Governo de Mark Carney troca a meta obrigatória de mercado por incentivos de até C$ 5.000 para veículos elétricos, endurece regras de emissões e tenta equilibrar pressão dos Estados Unidos e da China
O Canadá decidiu redesenhar sua estratégia para veículos elétricos de um jeito que parece contraditório à primeira vista. O governo de Mark Carney está revogando a obrigatoriedade nacional de vendas de modelos elétricos, mas ao mesmo tempo vai injetar bilhões de dólares em incentivos diretos para compra, leasing e recarga desses veículos, além de criar normas de emissões mais rígidas para os próximos anos. Não é um recuo simples, é uma troca de ferramenta: sai a obrigação direta, entra um pacote de dinheiro e regulações climáticas.
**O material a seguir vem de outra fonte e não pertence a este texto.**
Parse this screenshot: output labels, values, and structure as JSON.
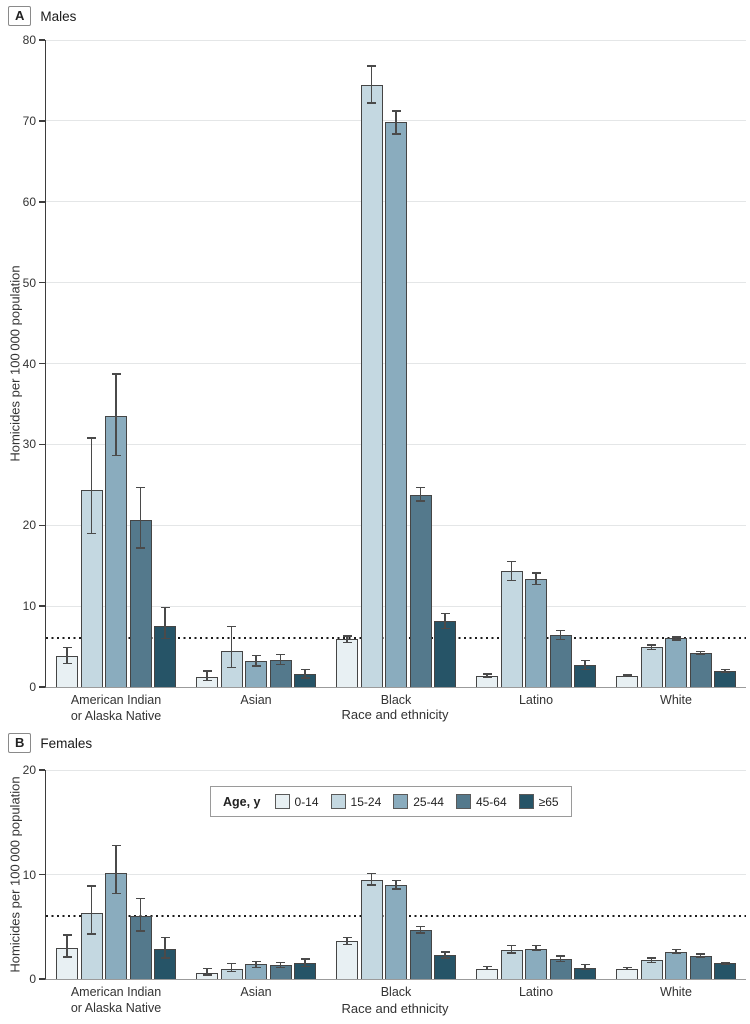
{
  "page": {
    "background": "#ffffff"
  },
  "colors": {
    "bar_border": "#454545",
    "error_bar": "#4a4a4a",
    "grid": "#e4e6e7",
    "y_axis": "#3d3d3d",
    "x_axis": "#9b9b9b",
    "text": "#333333",
    "reference_line": "#1c1c1c",
    "legend_border": "#9a9a9a"
  },
  "age_groups": [
    {
      "label": "0-14",
      "color": "#e8f0f3"
    },
    {
      "label": "15-24",
      "color": "#c4d8e1"
    },
    {
      "label": "25-44",
      "color": "#8aacbe"
    },
    {
      "label": "45-64",
      "color": "#54798c"
    },
    {
      "label": "≥65",
      "color": "#265467"
    }
  ],
  "legend": {
    "title": "Age, y"
  },
  "panelA": {
    "label": "A",
    "title": "Males"
  },
  "panelB": {
    "label": "B",
    "title": "Females"
  },
  "chart_data": [
    {
      "type": "bar",
      "panel": "A",
      "title": "Males",
      "ylabel": "Homicides per 100 000 population",
      "xlabel": "Race and ethnicity",
      "categories": [
        "American Indian\nor Alaska Native",
        "Asian",
        "Black",
        "Latino",
        "White"
      ],
      "ylim": [
        0,
        80
      ],
      "yticks": [
        0,
        10,
        20,
        30,
        40,
        50,
        60,
        70,
        80
      ],
      "reference_line": 6,
      "grid": true,
      "legend_position": "none",
      "error_bars": true,
      "series": [
        {
          "name": "0-14",
          "values": [
            3.8,
            1.2,
            5.9,
            1.4,
            1.4
          ],
          "ci_low": [
            2.9,
            0.8,
            5.5,
            1.2,
            1.3
          ],
          "ci_high": [
            4.9,
            2.0,
            6.3,
            1.6,
            1.5
          ]
        },
        {
          "name": "15-24",
          "values": [
            24.3,
            4.4,
            74.4,
            14.3,
            4.9
          ],
          "ci_low": [
            19.0,
            2.4,
            72.2,
            13.2,
            4.6
          ],
          "ci_high": [
            30.8,
            7.5,
            76.8,
            15.5,
            5.2
          ]
        },
        {
          "name": "25-44",
          "values": [
            33.5,
            3.2,
            69.8,
            13.4,
            6.0
          ],
          "ci_low": [
            28.6,
            2.6,
            68.4,
            12.7,
            5.8
          ],
          "ci_high": [
            38.7,
            3.9,
            71.2,
            14.1,
            6.2
          ]
        },
        {
          "name": "45-64",
          "values": [
            20.7,
            3.4,
            23.8,
            6.4,
            4.2
          ],
          "ci_low": [
            17.2,
            2.8,
            23.0,
            5.9,
            4.0
          ],
          "ci_high": [
            24.7,
            4.0,
            24.7,
            7.0,
            4.4
          ]
        },
        {
          "name": "≥65",
          "values": [
            7.6,
            1.6,
            8.1,
            2.7,
            2.0
          ],
          "ci_low": [
            6.0,
            1.1,
            7.2,
            2.2,
            1.8
          ],
          "ci_high": [
            9.8,
            2.2,
            9.1,
            3.3,
            2.2
          ]
        }
      ]
    },
    {
      "type": "bar",
      "panel": "B",
      "title": "Females",
      "ylabel": "Homicides per 100 000 population",
      "xlabel": "Race and ethnicity",
      "categories": [
        "American Indian\nor Alaska Native",
        "Asian",
        "Black",
        "Latino",
        "White"
      ],
      "ylim": [
        0,
        20
      ],
      "yticks": [
        0,
        10,
        20
      ],
      "reference_line": 6,
      "grid": true,
      "legend_position": "top-center-inset",
      "error_bars": true,
      "series": [
        {
          "name": "0-14",
          "values": [
            3.0,
            0.6,
            3.6,
            1.0,
            1.0
          ],
          "ci_low": [
            2.1,
            0.4,
            3.3,
            0.9,
            0.9
          ],
          "ci_high": [
            4.2,
            1.0,
            4.0,
            1.2,
            1.1
          ]
        },
        {
          "name": "15-24",
          "values": [
            6.3,
            1.0,
            9.5,
            2.8,
            1.8
          ],
          "ci_low": [
            4.3,
            0.7,
            9.0,
            2.5,
            1.6
          ],
          "ci_high": [
            8.9,
            1.5,
            10.1,
            3.2,
            2.0
          ]
        },
        {
          "name": "25-44",
          "values": [
            10.1,
            1.4,
            9.0,
            2.9,
            2.6
          ],
          "ci_low": [
            8.2,
            1.1,
            8.6,
            2.7,
            2.5
          ],
          "ci_high": [
            12.8,
            1.7,
            9.4,
            3.2,
            2.8
          ]
        },
        {
          "name": "45-64",
          "values": [
            6.0,
            1.3,
            4.7,
            1.9,
            2.2
          ],
          "ci_low": [
            4.6,
            1.1,
            4.4,
            1.7,
            2.1
          ],
          "ci_high": [
            7.7,
            1.6,
            5.0,
            2.2,
            2.4
          ]
        },
        {
          "name": "≥65",
          "values": [
            2.9,
            1.5,
            2.3,
            1.1,
            1.5
          ],
          "ci_low": [
            2.0,
            1.2,
            2.0,
            0.9,
            1.4
          ],
          "ci_high": [
            4.0,
            1.9,
            2.6,
            1.4,
            1.6
          ]
        }
      ]
    }
  ]
}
Ao redor desse movimento, há um tabuleiro complexo. A Comissão Europeia já flexibilizou regras que apertavam demais os motores a combustão, os Estados Unidos cortaram créditos fiscais importantes para veículos elétricos, e a China disputa espaço no mercado norte-americano com tarifas, cotas e acordos. O Canadá está tentando se posicionar como “líder climático”, sem perder a competitividade da indústria e sem ficar preso à estratégia de nenhum dos dois gigantes.
De obrigação a dinheiro na mão: quanto o Canadá vai pagar pelos veículos elétricos
Carney anunciou que o país vai destinar cerca de C$ 2,3 bilhões para financiar incentivos de até C$ 5.000, aproximadamente US$ 3.653, na compra ou leasing de veículos elétricos por pessoas físicas e jurídicas.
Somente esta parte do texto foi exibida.